Eines ist jedoch sicher: Geht es nach dem Wahlsieger, dem designierten Regierenden Bürgermeister Kai Wegner, übernimmt Katharina Günther-Wünsch das Bildungsressort. Sie war eine der wenigen öffentlich genannten Namen in Wegners Schattenkabinett, beide haben sich im Wahlkampf gegenseitig unterstützt. 

Katharina Günther-Wünsch (CDU)
Katharina Günther-Wünsch (CDU)CDU

Bildungssenatorin Günther-Wünsch wäre eine folgerichtige Entscheidung. Das schwierige Ressort, zu dem noch die Bereiche Jugend und Familie gehören, wird seit 1996 von der SPD verwaltet. Einstige Parteigrößen wie Ingrid Stahmer und Klaus Böger haben sich daran versucht, später auch der letztlich wenig erfolgreiche Hoffnungsträger Jürgen Zöllner. Zuletzt füllten Sandra Scheeres (immerhin zehn Jahre lang) und Astrid-Sabine Busse das Amt aus. Beiden hat dies bei Beliebtheitsbewertungen der Senatsmitglieder stets hintere Plätze garantiert. Und das ist seit Jahrzehnten auch ziemlich genau die Positionierung des Landes Berlin in republikweiten Bildungsrankings.

Kultur ist offenbar für den Musikmanager Joe Chialo reserviert

Für viele steht das Ressort längst für den umfassenden Herrschaftsanspruch der SPD in Berlin, für die Erzählung, die Partei habe sich die Stadt zur Beute gemacht. Es ist nicht so, dass die SPD das nicht erkannt hätte. So bot sie bei den letzten rot-grün-roten Koalitionsverhandlungen 2021 die Bildung wie sauer Bier an, Grüne und Linke lehnten dankend ab. Um sich kurze Zeit später über die SPD-Frau Busse zu mokieren. 

Musikmanager und möglicher Kultursenator: Joe Chialo (CDU).
Musikmanager und möglicher Kultursenator: Joe Chialo (CDU).Emmanuele Contini

Nun, nach 27 Jahren, könnte das Ressort an die CDU gehen. Die 40-jährige Katharina Günther-Wünsch stammt aus Dresden, seit zehn Jahren ist sie im CDU-Kreisverband Wuhletal aktiv. Sie war stellvertretende Leiterin einer Gemeinschaftsschule in der Gropiusstadt in Neukölln, ehe sie im Herbst 2021 erstmals ins Abgeordnetenhaus einzog und seitdem ihre Stelle im öffentlichen Dienst ruhen lässt. Wahrscheinlich wird die Mahlsdorferin also künftig den Spagat versuchen, die Schulklos in Ordnung zu bringen und gleichzeitig den Rückstand der Schüler zu einem international zeitgemäßen Bildungsniveau schrumpfen zu lassen. 

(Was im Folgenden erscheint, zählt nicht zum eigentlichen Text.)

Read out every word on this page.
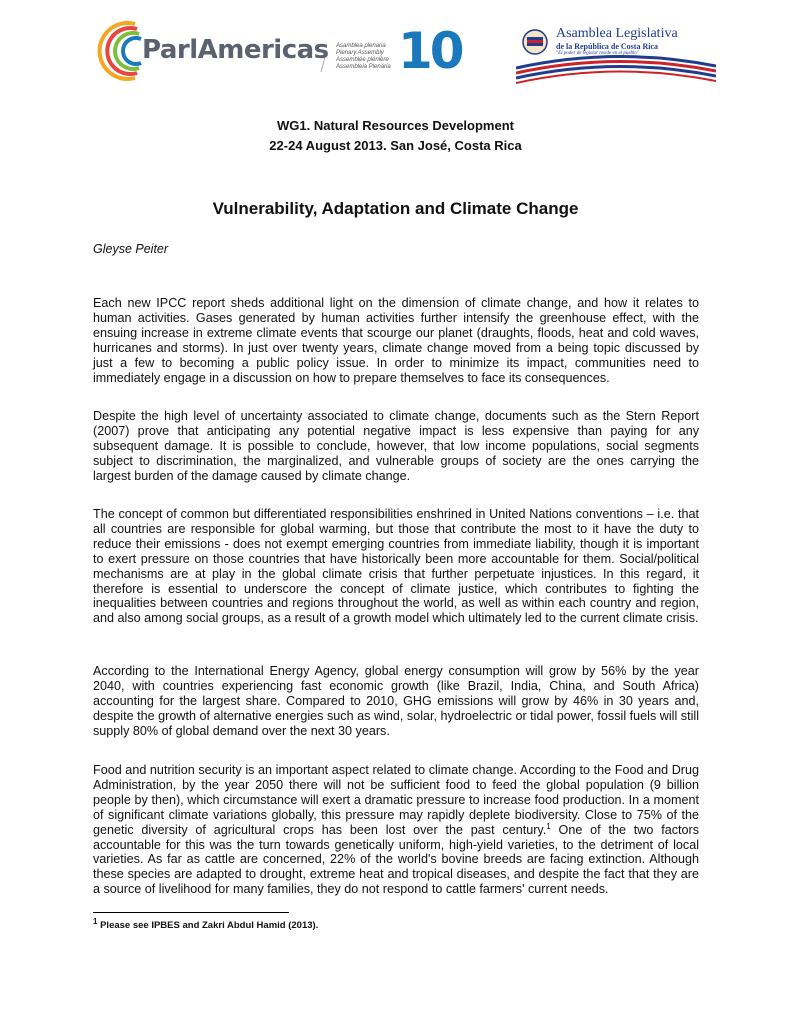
ParlAmericas Asamblea plenaria
Plenary Assembly
Assemblée plénière
Assembleia Plenária 10	Asamblea Legislativa
de la República de Costa Rica
"El poder de legislar reside en el pueblo"
WG1. Natural Resources Development
22-24 August 2013. San José, Costa Rica
Vulnerability, Adaptation and Climate Change
Gleyse Peiter

Each new IPCC report sheds additional light on the dimension of climate change, and how it relates to human activities. Gases generated by human activities further intensify the greenhouse effect, with the ensuing increase in extreme climate events that scourge our planet (draughts, floods, heat and cold waves, hurricanes and storms). In just over twenty years, climate change moved from a being topic discussed by just a few to becoming a public policy issue. In order to minimize its impact, communities need to immediately engage in a discussion on how to prepare themselves to face its consequences.

Despite the high level of uncertainty associated to climate change, documents such as the Stern Report (2007) prove that anticipating any potential negative impact is less expensive than paying for any subsequent damage. It is possible to conclude, however, that low income populations, social segments subject to discrimination, the marginalized, and vulnerable groups of society are the ones carrying the largest burden of the damage caused by climate change.

The concept of common but differentiated responsibilities enshrined in United Nations conventions – i.e. that all countries are responsible for global warming, but those that contribute the most to it have the duty to reduce their emissions - does not exempt emerging countries from immediate liability, though it is important to exert pressure on those countries that have historically been more accountable for them. Social/political mechanisms are at play in the global climate crisis that further perpetuate injustices. In this regard, it therefore is essential to underscore the concept of climate justice, which contributes to fighting the inequalities between countries and regions throughout the world, as well as within each country and region, and also among social groups, as a result of a growth model which ultimately led to the current climate crisis.

According to the International Energy Agency, global energy consumption will grow by 56% by the year 2040, with countries experiencing fast economic growth (like Brazil, India, China, and South Africa) accounting for the largest share. Compared to 2010, GHG emissions will grow by 46% in 30 years and, despite the growth of alternative energies such as wind, solar, hydroelectric or tidal power, fossil fuels will still supply 80% of global demand over the next 30 years.

Food and nutrition security is an important aspect related to climate change. According to the Food and Drug Administration, by the year 2050 there will not be sufficient food to feed the global population (9 billion people by then), which circumstance will exert a dramatic pressure to increase food production. In a moment of significant climate variations globally, this pressure may rapidly deplete biodiversity. Close to 75% of the genetic diversity of agricultural crops has been lost over the past century.$^1$ One of the two factors accountable for this was the turn towards genetically uniform, high-yield varieties, to the detriment of local varieties. As far as cattle are concerned, 22% of the world's bovine breeds are facing extinction. Although these species are adapted to drought, extreme heat and tropical diseases, and despite the fact that they are a source of livelihood for many families, they do not respond to cattle farmers' current needs.

$^1$ Please see IPBES and Zakri Abdul Hamid (2013).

Die zweite feste CDU-Stelle im wahrscheinlich künftigen Senat ist, so sieht es aus, für Joe Chialo reserviert. Kai Wegner ließ ihn im Wahlkampf 2021 bei sich in Spandau um ein damals fast nicht gewinnbares Direktmandat antreten. Chialo verlor.

Senatskanzlei und Finanzverwaltung wieder von einer Partei?

Da auch Armin Laschet, dessen sogenanntem Zukunftsteam Chialo gleichzeitig angehörte, später nicht Bundeskanzler wurde, schien die Politkarriere des 53-jährigen Musikmanagers fast schon beendet, ehe sie richtig begonnen hatte. Doch Chialo bewies Durchhaltevermögen und Steherqualitäten und könnte jetzt zum ersten Mal in seinem Leben ein politisches Amt bekleiden. 

Während Katharina Günther-Wünsch und Joe Chialo als Shootingstars der Berliner Christdemokraten passgenau in ihren Fachgebieten für einen neuen Senat gesetzt wären, stehen bei den anderen Entscheidungen die Inhalte im Vordergrund. Das betrifft vor allem die so entscheidende Finanzverwaltung. Über lange Jahre war es in Berlin üblich, dass Rotes Rathaus und Finanzen aus einer Hand, sprich: einer Partei, kamen. Dass dies mit Franziska Giffey (SPD) und Daniel Wesener (Grüne) zuletzt nicht der Fall war, lag vor allem daran, dass es innerhalb der rot-grün-roten Koalition kaum stärkere und schwächere Partner gab. Alle waren annähernd gleich stark. Dies ist nun anders, die CDU liegt klar vor der SPD, hat also erstes Zugriffsrecht.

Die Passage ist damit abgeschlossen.